1°) de l'admettre au bénéfice de l'aide juridictionnelle à titre provisoire ;

2°) d'annuler le jugement du 15 juin 2021 du tribunal administratif de Paris en ce qu'il a rejeté ses conclusions tendant à l'annulation des décisions du 15 mars 2021 du préfet de police lui refusant un titre de séjour, l'obligeant à quitter le territoire français, refusant de lui accorder un délai de départ volontaire et fixant le pays de destination ;

3°) d'annuler les décisions du 15 mars 2021 du préfet de police lui refusant un titre de séjour, l'obligeant à quitter le territoire français, refusant de lui accorder un délai de départ volontaire et fixant le pays de destination ;

4°) d'enjoindre au préfet de police de lui délivrer un titre de séjour portant la mention

" vie privée et familiale " dans un délai d'un mois à compter de la notification de l'arrêt à intervenir, sous astreinte de 200 euros par jour de retard ;

5°) de mettre à la charge de l'Etat la somme de 1 500 euros à verser à Me Togola en application de l'article L. 761-1 du code de justice administrative et de l'article 37 de la loi du 10 juillet 1991 ou, si la demande d'aide juridictionnelle est rejetée, de verser à M. A... la même somme au titre de l'article L. 761-1 du code de justice administrative.

Il soutient que :

- les moyens soulevés par le préfet de police ne sont pas fondés ;

S'agissant de la décision de refus de séjour :

- le préfet de police n'a pas procédé à un examen sérieux de sa situation ;

- la décision contestée méconnaît le 6° de l'article L. 313-11 du code de l'entrée et du séjour des étrangers et du droit d'asile dès lors qu'il vit avec la mère de son enfant de nationalité française, qu'il contribue à l'entretien et à l'éducation de son enfant et que sa situation actuelle ne constitue pas une menace à l'ordre public ;

- le préfet de police a commis une erreur manifeste d'appréciation en ne lui délivrant pas un titre de séjour sur le fondement de l'article L. 313-14 du code de l'entrée et du séjour des étrangers et du droit d'asile eu égard à la durée de sa présence sur le territoire français, à ses liens familiaux en France et à la circonstance qu'il exerce une activité professionnelle depuis 2011 ;

- le préfet de police a commis une erreur manifeste dans l'appréciation des conséquences de sa décision de refus de séjour sur sa situation ;

S'agissant de la décision portant obligation de quitter le territoire français :

- la décision contestée est insuffisamment motivée en ce qu'elle ne comporte pas les considérations de fait permettant de caractériser la menace pour l'ordre public que constituerait son comportement ;

- le préfet de police n'a pas procédé à un examen sérieux de sa situation ;

-la décision contestée méconnaît les stipulations de l'article 8 de la convention européenne de sauvegarde des droits de l'homme et des libertés fondamentales ;

- elle méconnaît les stipulations de l'article 3-1 de la convention internationale des droits de l'enfant ;

- elle est entachée d'une erreur manifeste d'appréciation ;

Sur la décision de refus d'octroi d'un délai de départ volontaire :

- elle est dépourvue de base légale en raison de l'illégalité de la décision portant obligation de quitter le territoire français ;

- elle méconnaît les dispositions du II de l'article L. 511-1 du code de l'entrée et du séjour des étrangers et du droit d'asile ;

- elle est entachée d'une erreur manifeste d'appréciation ;

Sur la décision fixant le pays de destination :

- elle est dépourvue de base légale en raison de l'illégalité de la décision portant obligation de quitter le territoire français.

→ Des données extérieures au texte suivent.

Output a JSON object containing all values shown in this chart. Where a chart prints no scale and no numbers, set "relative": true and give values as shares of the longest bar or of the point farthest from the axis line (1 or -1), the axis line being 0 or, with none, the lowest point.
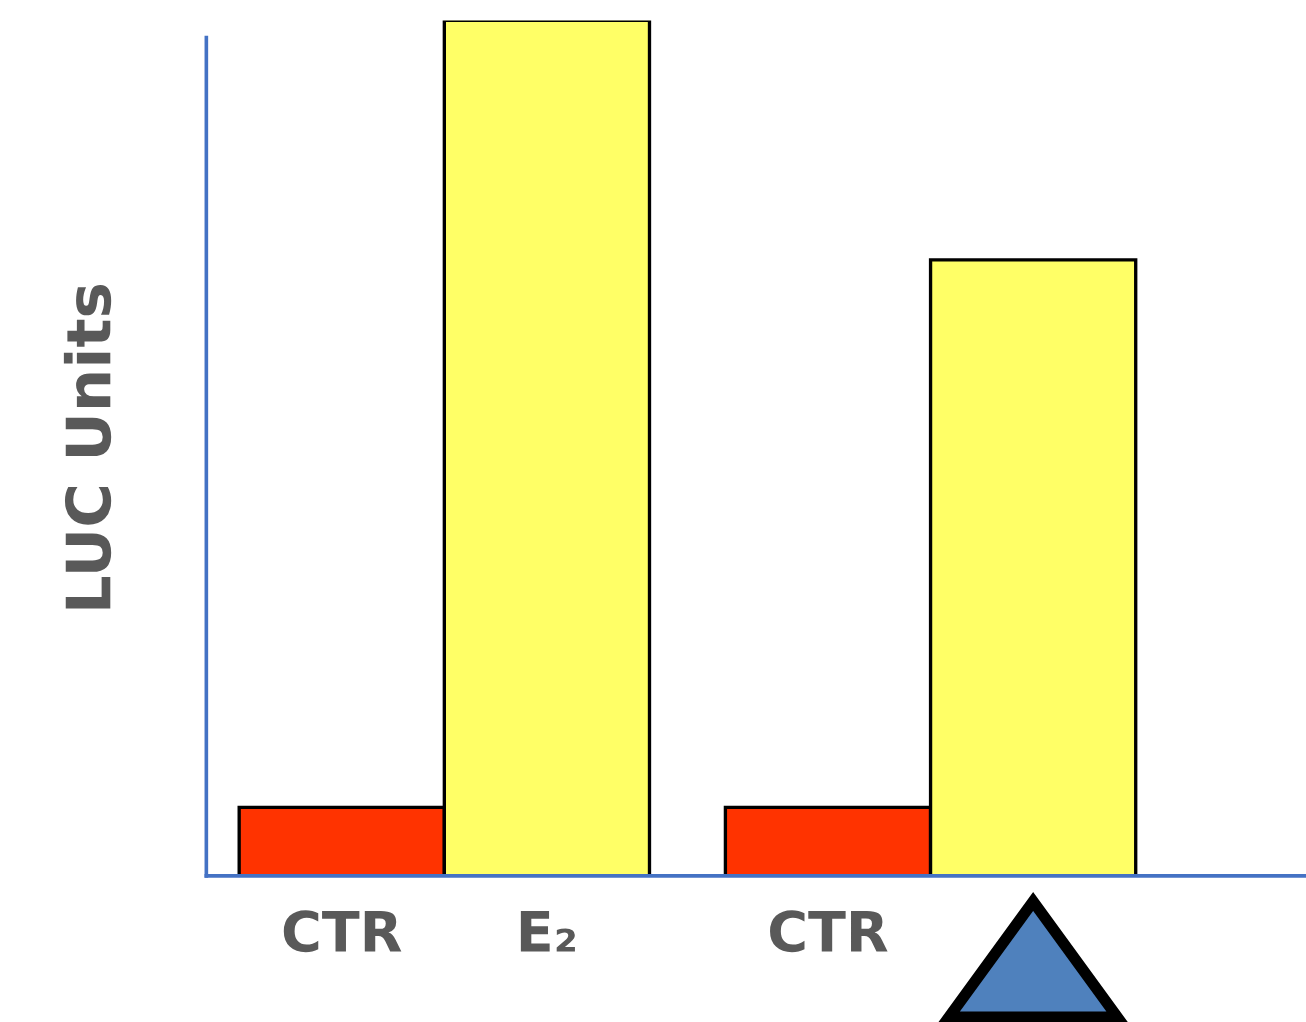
{
  "chart_data": {
    "type": "bar",
    "relative": true,
    "ylabel": "LUC Units",
    "categories": [
      "CTR",
      "E₂",
      "CTR",
      null
    ],
    "values": [
      0.08,
      1,
      0.08,
      0.72
    ],
    "colors": [
      "#ff3300",
      "#ffff66",
      "#ff3300",
      "#ffff66"
    ],
    "grid": false,
    "legend": false
  }
}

M. A... a été admis au bénéfice de l'aide juridictionnelle totale par une décision du bureau d'aide juridictionnelle près le tribunal judiciaire de Paris du 10 novembre 2021.

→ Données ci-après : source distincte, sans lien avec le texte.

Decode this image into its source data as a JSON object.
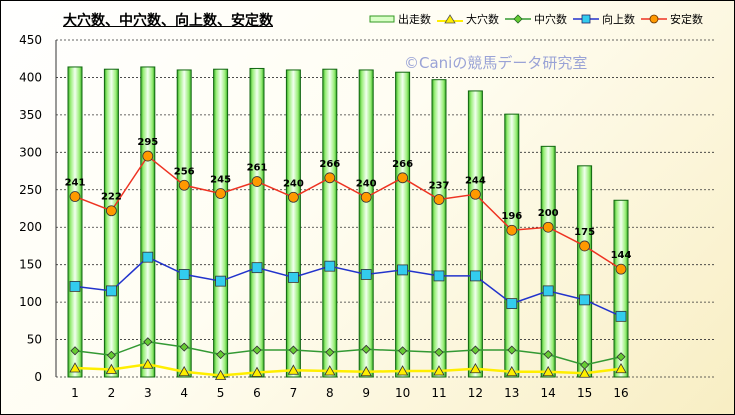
{
  "chart_data": {
    "type": "bar",
    "title": "大穴数、中穴数、向上数、安定数",
    "watermark": "©Caniの競馬データ研究室",
    "categories": [
      "1",
      "2",
      "3",
      "4",
      "5",
      "6",
      "7",
      "8",
      "9",
      "10",
      "11",
      "12",
      "13",
      "14",
      "15",
      "16"
    ],
    "ylim": [
      0,
      450
    ],
    "yticks": [
      0,
      50,
      100,
      150,
      200,
      250,
      300,
      350,
      400,
      450
    ],
    "grid": true,
    "legend_position": "top-right",
    "series": [
      {
        "name": "出走数",
        "kind": "bar",
        "color": "#66cc33",
        "values": [
          414,
          411,
          414,
          410,
          411,
          412,
          410,
          411,
          410,
          407,
          397,
          382,
          351,
          308,
          282,
          236
        ]
      },
      {
        "name": "大穴数",
        "kind": "line",
        "marker": "triangle",
        "color": "#ffee00",
        "values": [
          12,
          10,
          17,
          7,
          2,
          6,
          9,
          8,
          7,
          8,
          8,
          11,
          7,
          7,
          5,
          11
        ]
      },
      {
        "name": "中穴数",
        "kind": "line",
        "marker": "diamond",
        "color": "#339933",
        "values": [
          35,
          29,
          47,
          40,
          30,
          36,
          36,
          33,
          37,
          35,
          33,
          36,
          36,
          30,
          16,
          27
        ]
      },
      {
        "name": "向上数",
        "kind": "line",
        "marker": "square",
        "color": "#2233cc",
        "values": [
          121,
          115,
          160,
          137,
          128,
          146,
          133,
          148,
          137,
          143,
          135,
          135,
          98,
          115,
          103,
          81
        ]
      },
      {
        "name": "安定数",
        "kind": "line",
        "marker": "circle",
        "color": "#ee3322",
        "values": [
          241,
          222,
          295,
          256,
          245,
          261,
          240,
          266,
          240,
          266,
          237,
          244,
          196,
          200,
          175,
          144
        ]
      }
    ],
    "data_labels": {
      "series": "安定数",
      "values": [
        241,
        222,
        295,
        256,
        245,
        261,
        240,
        266,
        240,
        266,
        237,
        244,
        196,
        200,
        175,
        144
      ]
    }
  }
}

Vu les autres pièces du dossier.

Vu :

- la convention européenne de sauvegarde des droits de l'homme et des libertés fondamentales ;

- la convention internationale relative aux droits de l'enfant, signée à New York le 26 janvier 1990 ;

- le code de l'entrée et du séjour des étrangers et du droit d'asile ;

- la loi n° 91-647 du 10 juillet 1991 ;

- le code de justice administrative.

Le président de la formation de jugement a dispensé le rapporteur public, sur sa proposition, de prononcer des conclusions à l'audience.

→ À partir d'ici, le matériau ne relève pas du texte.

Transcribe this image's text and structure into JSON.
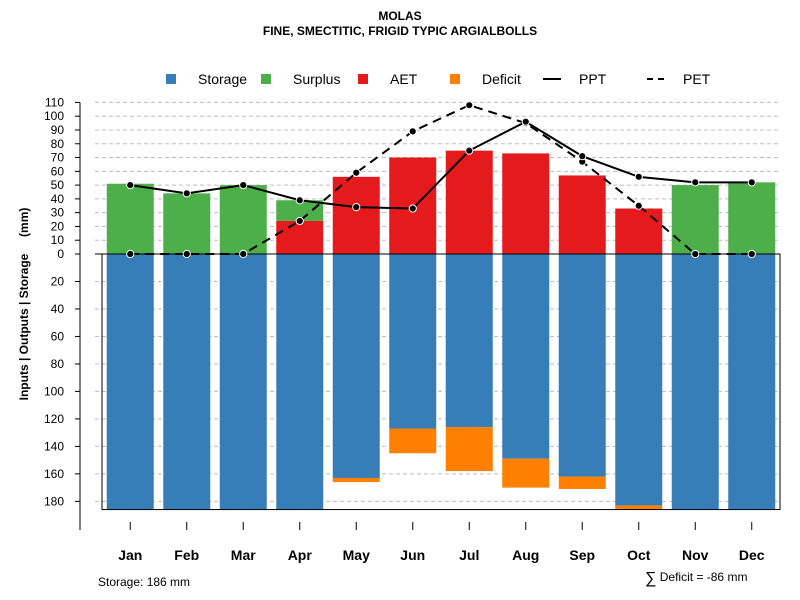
{
  "chart_data": {
    "type": "bar",
    "title": "MOLAS",
    "subtitle": "FINE, SMECTITIC, FRIGID TYPIC ARGIALBOLLS",
    "ylabel": "Inputs | Outputs | Storage     (mm)",
    "categories": [
      "Jan",
      "Feb",
      "Mar",
      "Apr",
      "May",
      "Jun",
      "Jul",
      "Aug",
      "Sep",
      "Oct",
      "Nov",
      "Dec"
    ],
    "upper_ylim": [
      0,
      110
    ],
    "upper_ticks": [
      "110",
      "100",
      "90",
      "80",
      "70",
      "60",
      "50",
      "40",
      "30",
      "20",
      "10",
      "0"
    ],
    "lower_ylim": [
      0,
      186
    ],
    "lower_ticks": [
      "20",
      "40",
      "60",
      "80",
      "100",
      "120",
      "140",
      "160",
      "180"
    ],
    "series": [
      {
        "name": "Storage",
        "color": "#377EB8",
        "type": "bar-down",
        "values": [
          186,
          186,
          186,
          186,
          163,
          127,
          126,
          149,
          162,
          183,
          186,
          186
        ]
      },
      {
        "name": "Deficit",
        "color": "#FF7F00",
        "type": "bar-down-stacked",
        "values": [
          0,
          0,
          0,
          0,
          3,
          18,
          32,
          21,
          9,
          3,
          0,
          0
        ]
      },
      {
        "name": "AET",
        "color": "#E41A1C",
        "type": "bar-up",
        "values": [
          0,
          0,
          0,
          24,
          56,
          70,
          75,
          73,
          57,
          33,
          0,
          0
        ]
      },
      {
        "name": "Surplus",
        "color": "#4DAF4A",
        "type": "bar-up-stacked",
        "values": [
          51,
          44,
          50,
          15,
          0,
          0,
          0,
          0,
          0,
          0,
          50,
          52
        ]
      },
      {
        "name": "PPT",
        "color": "#000000",
        "type": "line-solid",
        "values": [
          50,
          44,
          50,
          39,
          34,
          33,
          75,
          96,
          71,
          56,
          52,
          52
        ]
      },
      {
        "name": "PET",
        "color": "#000000",
        "type": "line-dashed",
        "values": [
          0,
          0,
          0,
          24,
          59,
          89,
          108,
          95,
          67,
          35,
          0,
          0
        ]
      }
    ],
    "legend": [
      {
        "label": "Storage",
        "kind": "square",
        "color": "#377EB8"
      },
      {
        "label": "Surplus",
        "kind": "square",
        "color": "#4DAF4A"
      },
      {
        "label": "AET",
        "kind": "square",
        "color": "#E41A1C"
      },
      {
        "label": "Deficit",
        "kind": "square",
        "color": "#FF7F00"
      },
      {
        "label": "PPT",
        "kind": "solid-line",
        "color": "#000000"
      },
      {
        "label": "PET",
        "kind": "dashed-line",
        "color": "#000000"
      }
    ],
    "legend_position": "top",
    "grid": true
  },
  "notes": {
    "storage": "Storage: 186 mm",
    "deficit_symbol": "∑",
    "deficit": "Deficit = -86 mm"
  }
}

Les parties ont été régulièrement averties du jour de l'audience.

Le rapport de Mme Larsonnier a été entendu au cours de l'audience publique.

Considérant ce qui suit :

1. M. B... A..., ressortissant mauritanien né le 31 décembre 1986, entré en France le 11 avril 2009 selon ses déclarations, a sollicité le 17 février 2021 son admission au séjour sur le fondement du 6° de l'article L. 313-11 et de l'article L. 313-14 du code de l'entrée et du séjour des étrangers et du droit d'asile. Par un arrêté du 15 mars 2021, le préfet de police a refusé de lui délivrer le titre de séjour demandé, l'a obligé à quitter le territoire français, a refusé de lui accorder un délai de départ volontaire, a fixé le pays de destination et lui a interdit de retourner sur le territoire français pendant une durée de trente-six mois. M. A... a demandé l'annulation de ces décisions devant le tribunal administratif de Paris qui, par un jugement du 15 juin 2021, a prononcé l'annulation de l'interdiction de retour sur le territoire français pendant une durée de trente-six mois et a rejeté le surplus des conclusions de sa demande. Le préfet de police relève appel de ce jugement en tant qu'il a prononcé l'annulation de sa décision prononçant l'interdiction de retour sur le territoire français pendant une durée de trente-six mois. Par la voie de l'appel incident,

M. A... demande l'annulation de ce même jugement en tant qu'il a rejeté ses conclusions dirigées contre les décisions du préfet de police refusant de lui délivrer un titre de séjour, lui faisant obligation de quitter le territoire français sans délai et fixant le pays de destination.

Sur la demande d'admission provisoire à l'aide juridictionnelle :

2. Par une décision du 10 novembre 2021, le bureau d'aide juridictionnelle près le tribunal judiciaire de Paris a admis M. A... au bénéfice de l'aide juridictionnelle totale. Par suite, il n'y a pas lieu d'accorder à M. A... le bénéfice d'une admission provisoire à l'aide juridictionnelle.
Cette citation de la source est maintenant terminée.